Les médias étrangers ont repris les révélations appelées «Mauritius Leaks», sur le mode opératoire de certaines entreprises dans l’offshore mauricien. Par l'Express.mu





La publication, mardi, des Mauritius Leaks par l’International Consortium of International Journalists (ICIJ) a créé une onde de choc planétaire. À la base, quelque 200 000 documents fuités d’une Management Company, Venture Corporate Services(Mauritius) Ltd, ex-Conyers Dill & Pearman, domiciliée aux Bermudes, qui sont venus montrer du doigt la juridiction mauricienne. À tel point que depuis hier, le bureau du Premier ministre (PMO) est en alerte, pour dégager une stratégie visant à contrer les effets négatifs de ces «Leaks». Ces révélations découlent des résultats d’une enquête pilotée par une quarantaine de journalistes internationaux.

Colère

Face à la colère des opérateurs offshore, remontés contre les critiques de Mauritius Leaks sur les agissements des sociétés internationales se livrant à des évasions fiscales, au détriment de certains pays en Afrique, des spécialistes tentent de recadrer le débat. Plus particulièrement face à la médiatisation locale et internationale de cette affaire, qui fait l’objet présentement de plusieurs articles de presse et de reportages audiovisuels.

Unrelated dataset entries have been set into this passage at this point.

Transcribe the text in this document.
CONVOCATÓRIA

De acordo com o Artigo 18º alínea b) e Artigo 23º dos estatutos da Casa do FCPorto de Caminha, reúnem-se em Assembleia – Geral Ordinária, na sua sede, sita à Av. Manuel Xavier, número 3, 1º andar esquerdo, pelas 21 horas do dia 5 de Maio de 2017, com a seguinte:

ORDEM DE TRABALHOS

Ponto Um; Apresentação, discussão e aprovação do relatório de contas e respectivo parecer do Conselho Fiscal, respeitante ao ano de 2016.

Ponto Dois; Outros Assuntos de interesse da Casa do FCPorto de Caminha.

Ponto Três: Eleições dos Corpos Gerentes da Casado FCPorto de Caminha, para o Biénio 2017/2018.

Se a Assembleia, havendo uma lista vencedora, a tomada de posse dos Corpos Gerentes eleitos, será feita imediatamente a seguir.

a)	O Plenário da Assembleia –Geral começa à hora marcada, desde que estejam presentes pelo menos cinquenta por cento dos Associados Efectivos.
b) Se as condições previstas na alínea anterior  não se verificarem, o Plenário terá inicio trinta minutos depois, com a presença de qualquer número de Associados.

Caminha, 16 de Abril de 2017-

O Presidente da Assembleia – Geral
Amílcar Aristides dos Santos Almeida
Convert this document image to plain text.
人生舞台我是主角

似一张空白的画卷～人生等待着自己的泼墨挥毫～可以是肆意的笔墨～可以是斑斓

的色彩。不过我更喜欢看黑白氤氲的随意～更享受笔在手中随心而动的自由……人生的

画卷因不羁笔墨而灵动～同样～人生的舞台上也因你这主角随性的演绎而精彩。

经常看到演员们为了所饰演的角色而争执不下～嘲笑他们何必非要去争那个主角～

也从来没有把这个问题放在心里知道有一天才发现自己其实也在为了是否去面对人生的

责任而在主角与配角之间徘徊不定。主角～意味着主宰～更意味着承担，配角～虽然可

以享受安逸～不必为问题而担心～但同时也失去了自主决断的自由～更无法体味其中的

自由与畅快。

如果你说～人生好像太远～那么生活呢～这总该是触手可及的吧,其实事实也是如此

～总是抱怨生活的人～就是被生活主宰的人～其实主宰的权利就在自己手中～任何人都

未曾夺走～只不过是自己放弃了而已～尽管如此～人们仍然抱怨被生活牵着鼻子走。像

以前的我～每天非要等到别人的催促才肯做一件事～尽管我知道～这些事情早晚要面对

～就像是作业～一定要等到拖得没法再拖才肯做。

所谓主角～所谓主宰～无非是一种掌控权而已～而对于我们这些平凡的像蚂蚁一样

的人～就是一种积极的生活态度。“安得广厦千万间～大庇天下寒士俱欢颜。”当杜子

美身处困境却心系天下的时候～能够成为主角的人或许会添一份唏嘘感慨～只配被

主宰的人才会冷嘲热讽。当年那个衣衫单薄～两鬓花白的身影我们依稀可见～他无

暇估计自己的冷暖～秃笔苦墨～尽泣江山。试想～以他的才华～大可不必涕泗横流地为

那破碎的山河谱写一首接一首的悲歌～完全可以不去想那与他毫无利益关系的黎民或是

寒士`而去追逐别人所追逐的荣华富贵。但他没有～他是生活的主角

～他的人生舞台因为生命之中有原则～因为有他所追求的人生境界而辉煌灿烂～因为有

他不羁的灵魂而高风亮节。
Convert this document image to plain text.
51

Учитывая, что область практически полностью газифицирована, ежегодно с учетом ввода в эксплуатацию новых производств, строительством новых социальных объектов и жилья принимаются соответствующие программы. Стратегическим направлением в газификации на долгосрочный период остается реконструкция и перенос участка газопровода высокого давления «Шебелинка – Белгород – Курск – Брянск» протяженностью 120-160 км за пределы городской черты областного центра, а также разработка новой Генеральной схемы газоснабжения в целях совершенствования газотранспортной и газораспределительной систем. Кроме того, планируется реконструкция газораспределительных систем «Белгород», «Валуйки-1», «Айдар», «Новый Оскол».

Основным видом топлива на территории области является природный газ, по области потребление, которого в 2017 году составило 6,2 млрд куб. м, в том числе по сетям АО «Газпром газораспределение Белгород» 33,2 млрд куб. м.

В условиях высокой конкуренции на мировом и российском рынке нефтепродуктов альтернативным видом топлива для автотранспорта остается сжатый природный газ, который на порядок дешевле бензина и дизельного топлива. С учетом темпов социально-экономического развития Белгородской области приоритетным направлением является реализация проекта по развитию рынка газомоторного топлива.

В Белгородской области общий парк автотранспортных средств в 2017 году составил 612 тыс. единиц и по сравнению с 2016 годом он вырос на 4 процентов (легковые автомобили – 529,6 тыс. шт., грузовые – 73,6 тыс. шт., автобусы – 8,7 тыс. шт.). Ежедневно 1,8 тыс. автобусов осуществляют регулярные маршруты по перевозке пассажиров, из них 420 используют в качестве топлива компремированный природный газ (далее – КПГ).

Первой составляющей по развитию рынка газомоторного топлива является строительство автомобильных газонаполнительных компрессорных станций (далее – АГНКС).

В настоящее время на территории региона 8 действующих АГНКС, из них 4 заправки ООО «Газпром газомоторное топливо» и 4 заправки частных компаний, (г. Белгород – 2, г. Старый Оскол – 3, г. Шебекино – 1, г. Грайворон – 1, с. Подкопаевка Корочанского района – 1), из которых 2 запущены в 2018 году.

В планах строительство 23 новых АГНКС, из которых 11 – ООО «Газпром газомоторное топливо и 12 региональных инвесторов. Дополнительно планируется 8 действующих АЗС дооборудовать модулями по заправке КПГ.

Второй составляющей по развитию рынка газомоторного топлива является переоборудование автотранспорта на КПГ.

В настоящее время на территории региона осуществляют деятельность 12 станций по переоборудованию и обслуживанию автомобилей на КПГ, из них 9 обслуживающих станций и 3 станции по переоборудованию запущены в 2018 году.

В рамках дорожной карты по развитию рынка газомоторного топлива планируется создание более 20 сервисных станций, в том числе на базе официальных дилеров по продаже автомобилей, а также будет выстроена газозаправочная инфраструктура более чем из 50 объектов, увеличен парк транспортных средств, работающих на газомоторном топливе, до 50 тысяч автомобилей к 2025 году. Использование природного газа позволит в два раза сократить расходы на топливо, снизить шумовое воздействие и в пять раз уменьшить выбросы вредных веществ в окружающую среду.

Ainsi, si certains experts tentent de comprendre la colère des opérateurs qui, eux, s’appuient sur l’absence de raisonnements légaux dans l’enquête de l’ICIJ pour s’attaquer à la juridiction mauricienne, ils soutiennent, en revanche, que moralement, ils peuvent consciemment conseiller à leurs clients de payer moins de taxes ou aucune taxe, voire carrément d’éviter de s’acquitter, des charges fiscales. «Je comprends qu’il n’y a aucune législation pouvant empêcher une Management Company de décider dans un sens ou dans un autre. Mais faut-il pour autant se poser la question si elle doit éthiquement priver une juridiction de dizaines de millions de roupies dans sa caisse, sous forme de revenus fiscaux?», se demande un de ces experts.

Des juridictions comme le Zimbabwe, le Kenya, le Swazi- land, ou encore, le Rwanda ont ainsi perdu des millions de dollars au profit de grandes multi- nationales qui sont fiscalement plus averties. Mauritius Leaks reprend d’ailleurs le cas du Sénégal, qui a évalué à 150 millions de francs CFA (un peu plus de Rs 9 millions) les pertes liées à la convention signée avec Maurice, selon l’ONG Tax Justice Network. Et d’ajouter que certains pays, comme le Sénégal ou le Kenya, ont dénoncé ces conventions ou en ont renégocié les termes.

Une analyse qui ne fait pas l’unanimité parmi les opérateurs du secteur, qui, eux, s’appuient sur les termes des accords fiscaux régissant les activités offshores entre deux pays. «Si un accord fiscal permet qu’une transaction soit ‘tax neutral’, il est clair que la société ne va rien débourser sous forme de taxe dans ce pays .Où est le mal ?», s’interroge Assad Abdulatiff, directeur d’Axis Fiduciary. Il précise que l’existence de ces accords fiscaux a permis la création d’un écosystème visant à attirer des investissements étrangers dans beaucoup de pays africains et à les aider à financer leurs infrastructures.